Using 3 groups (K = 3) we had 88.4% of well-grouped data. Using 4 groups (K = 4) that value raised to 91.6%, which is a good value for us.
Hierarchical clustering is an alternative approach to clustering which builds a hierarchy from the bottom-up, and doesn’t require us to specify the number of clusters beforehand. There are two types of hierarchial clustering
Agglomerative- Each data point is considered a separate cluster initially and at each iteration, similar clusters merge with other clusters util one or desired number of clusters are formed.
Divisive-It’s the opposite of Agglomerative clustering. All data points are considered into a singlt cluster and then are seaprated further until we get the desired number of clusters.
Compute proximity/dissimilarity/distance matrix. This is the backbone of our clustering. It is a mathematical expression of how different or distant the datapoints are from each other.
Let each data point be a cluster.
Merge the 2 closest clusters based on the distances from the distance matrix and as a result the amount of clusters goes down by 1
5)Update proximity/distance matrix and repeat step 4 until desired clusters remain.
Let us see how well the hierarchical clustering algorithm performs on our dataset. We will use hclust for this which requires us to provide the data in the form of a distance matrix. We will create this by using dist.
clusters <- hclust(dist(iris[, 1:4]))
In hierarchical clustering, we categorize the objects into a hierarchy similar to a tree-like diagram which is called a dendrogram.
plot(clusters, xlab="Clusters",
ylab="Height of dendogram")
We’ll cut our dendogram at cluster 3 and check how it performs.
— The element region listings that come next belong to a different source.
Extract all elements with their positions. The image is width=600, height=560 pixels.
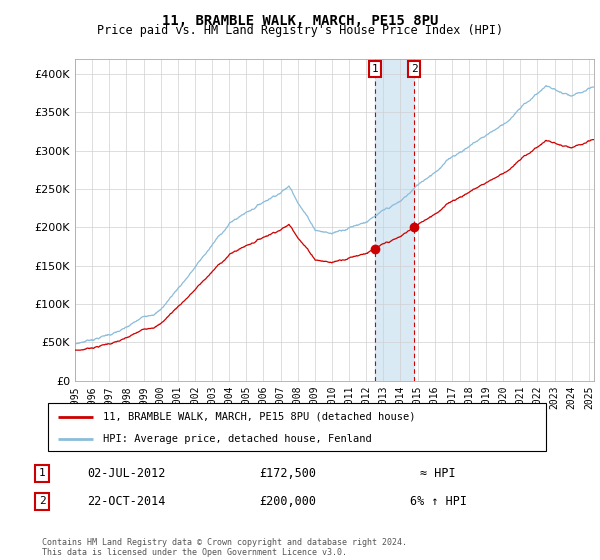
FancyBboxPatch shape	[48, 403, 546, 451]
Text: Contains HM Land Registry data © Crown copyright and database right 2024.
This d: Contains HM Land Registry data © Crown c…	[42, 538, 407, 557]
Text: 2: 2	[38, 496, 46, 506]
Text: 11, BRAMBLE WALK, MARCH, PE15 8PU (detached house): 11, BRAMBLE WALK, MARCH, PE15 8PU (detac…	[103, 412, 415, 422]
Text: Price paid vs. HM Land Registry's House Price Index (HPI): Price paid vs. HM Land Registry's House …	[97, 24, 503, 36]
Bar	[375, 59, 414, 381]
Text: 02-JUL-2012: 02-JUL-2012	[87, 466, 165, 480]
Text: 2: 2	[411, 64, 418, 74]
Text: £172,500: £172,500	[260, 466, 317, 480]
Text: 22-OCT-2014: 22-OCT-2014	[87, 494, 165, 508]
Text: HPI: Average price, detached house, Fenland: HPI: Average price, detached house, Fenl…	[103, 434, 371, 444]
Text: 11, BRAMBLE WALK, MARCH, PE15 8PU: 11, BRAMBLE WALK, MARCH, PE15 8PU	[162, 14, 438, 28]
Text: 1: 1	[371, 64, 378, 74]
Text: 6% ↑ HPI: 6% ↑ HPI	[409, 494, 467, 508]
Text: 1: 1	[38, 468, 46, 478]
Text: £200,000: £200,000	[260, 494, 317, 508]
Text: ≈ HPI: ≈ HPI	[420, 466, 456, 480]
clusterCut <- cutree(clusters, 3)
table(clusterCut, iris$Species)
##
## clusterCut setosa versicolor virginica
## 1 50 0 0
## 2 0 23 49
## 3 0 27 1
It looks like the algorithm successfully classified all the flowers of species setosa into cluster 1, and virginica into cluster 2, but had trouble with versicolor.
Let us see if we can better by using a different linkage method. This time, we will use the mean linkage method
clusters2 <- hclust(dist(iris[, 1:4]), method = 'average')
plot(clusters2,xlab="Clusters",
ylab="Height of dendogram")
Next, we’ll cut the dendrogram in order to create the desired number of clusters. Since in this case we already know that there are three Species we will choose the number of clusters to be k = 3. We will use the cutree() function.
clusterCut2 <- cutree(clusters2, k= 3)
plot(clusters2, xlab="Clusters",
ylab="Height of dendogram")
rect.hclust(clusters2 , k = 3, border = 2:6)
abline(h = 3, col = 'red')
table(clusterCut2, iris$Species)
##
## clusterCut2 setosa versicolor virginica
## 1 50 0 0
## 2 0 50 14
## 3 0 0 36
We can see that this time, the algorithm did a little better but has prolem classifying virginica properly.